Getreu der Journalistenweisheit Only bad news are good news hatte nicht nur die Hofberichterstattung Platz in den historischen Zeitungen, sondern auch Extremwetter und Elementarereignisse." 1866 wütete die Cholera in Wien, vor allem ärmere und "heruntergekommene" Personen waren betroffen. Die Hälfte der Erkrankten überlebte nicht. Im Weltausstellungsjahr 1873 ging über Wien ein "furchtbares Unwetter" nieder: Der Eindruck des Gewitters auf die Besucher innerhalb der Ausstellungsräume entzieht sich jeder Beschreibung. Der auf die Bedachung niederprasselnde Regen und Hagel hallte tausendfach verstärkt in den Räumen und übertönte jeden menschlichen Laut. Keiner wagte es, sich von der Stelle zu rühren." 1881 war der Ringtheaterbrand eine der größten Brandkatastrophen des 19. Jahrhunderts in Österreich-Ungarn. Dabei kamen mehrere hundert Menschen ums Leben. In den ersten Tagen des Jahres 1895 drohte Wien in Schneemassen zu ersticken. Die Arbeiter, die mit dem Lohn (umgerechnet 17 Euro) nicht zufrieden waren, gingen lieber zum Branntweiner und erklärten, "die Commune solle den Schnee selbst beseitigen." Auch im Dezember 1899 war "von der Abfuhr … nicht viel zu bemerken, " was zu gefährlichen Situationen für die Fußgeher und Verzögerungen bei der Tramway führte. Drei Monate vorher erlebte die Stadt ein Jahrhunderthochwasser, das die Massen auf die Straßen lockte.
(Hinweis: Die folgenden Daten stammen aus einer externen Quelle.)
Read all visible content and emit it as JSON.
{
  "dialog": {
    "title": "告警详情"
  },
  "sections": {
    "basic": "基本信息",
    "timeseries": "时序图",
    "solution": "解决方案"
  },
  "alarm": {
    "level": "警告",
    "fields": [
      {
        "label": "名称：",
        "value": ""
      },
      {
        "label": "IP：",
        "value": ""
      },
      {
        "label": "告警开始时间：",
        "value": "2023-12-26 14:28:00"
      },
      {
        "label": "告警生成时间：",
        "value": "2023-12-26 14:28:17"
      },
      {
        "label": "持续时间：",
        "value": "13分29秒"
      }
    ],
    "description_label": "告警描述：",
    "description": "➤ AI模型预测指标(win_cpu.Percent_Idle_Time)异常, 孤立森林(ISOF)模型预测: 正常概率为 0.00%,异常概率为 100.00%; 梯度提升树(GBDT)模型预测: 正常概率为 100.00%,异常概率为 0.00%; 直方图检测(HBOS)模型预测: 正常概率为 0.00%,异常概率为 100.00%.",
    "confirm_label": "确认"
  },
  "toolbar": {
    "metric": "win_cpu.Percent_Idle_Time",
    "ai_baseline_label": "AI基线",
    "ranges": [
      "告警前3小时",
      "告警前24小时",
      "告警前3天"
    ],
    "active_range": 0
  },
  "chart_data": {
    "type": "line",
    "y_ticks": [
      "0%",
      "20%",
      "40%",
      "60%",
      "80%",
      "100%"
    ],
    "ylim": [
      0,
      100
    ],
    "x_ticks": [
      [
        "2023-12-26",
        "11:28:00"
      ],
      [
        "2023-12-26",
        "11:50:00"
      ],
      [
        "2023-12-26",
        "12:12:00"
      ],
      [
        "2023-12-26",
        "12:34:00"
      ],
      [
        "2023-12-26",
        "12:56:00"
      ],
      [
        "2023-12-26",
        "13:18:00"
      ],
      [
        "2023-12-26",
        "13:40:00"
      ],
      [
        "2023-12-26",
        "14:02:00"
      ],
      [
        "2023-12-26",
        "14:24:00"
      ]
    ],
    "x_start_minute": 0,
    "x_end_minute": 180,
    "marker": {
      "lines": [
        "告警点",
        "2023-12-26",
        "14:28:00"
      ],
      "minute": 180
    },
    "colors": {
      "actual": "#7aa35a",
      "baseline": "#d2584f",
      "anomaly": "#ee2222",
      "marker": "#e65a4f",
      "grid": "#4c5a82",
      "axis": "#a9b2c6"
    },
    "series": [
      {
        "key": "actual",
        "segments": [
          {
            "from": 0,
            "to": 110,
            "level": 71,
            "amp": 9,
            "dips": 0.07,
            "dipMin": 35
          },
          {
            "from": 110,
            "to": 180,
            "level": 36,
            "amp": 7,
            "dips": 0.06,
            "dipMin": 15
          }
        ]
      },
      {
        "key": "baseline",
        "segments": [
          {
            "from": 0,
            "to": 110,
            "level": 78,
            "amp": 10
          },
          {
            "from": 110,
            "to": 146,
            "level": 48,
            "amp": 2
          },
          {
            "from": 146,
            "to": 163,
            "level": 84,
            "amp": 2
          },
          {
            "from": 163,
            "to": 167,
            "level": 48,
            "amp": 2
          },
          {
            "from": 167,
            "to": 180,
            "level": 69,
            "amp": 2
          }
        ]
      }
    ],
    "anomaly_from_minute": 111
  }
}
Das letzte Kapitel der "Geschichte Wiens in Momentaufnahmen" führt vom "alten Wien" in eine neue Zeit. Der Prater hatte sich als Eventlocation etabliert: Für den Maiaufmarsch 1892 ebenso wie für den Radfahrsport (1896) oder Fahrten mit der neuesten Attraktion, dem Riesenrad (1897). "Trotz allen Fortschritts wurde die Ausfahrt der letzten Pferdetramway am 28. Jänner 1902 zu einem sentimentalen Volksfest, mit dem eine 37-jährige Ära zu Ende ging", schreibt Thomas Hofmann. Als weitere Themen hat er zum Abschluss Otto Wagners Kirche am Steinhof und das Haus am Michaelerplatz von Adolf Loos ausgewählt. Während die Bauwerke Wien bis heute prägen, sind andere Ereignisse nur noch wenigen ein Begriff. Es ist dem Autor zu danken, dass er sie dem völligen Vergessenwerden entrissen hat.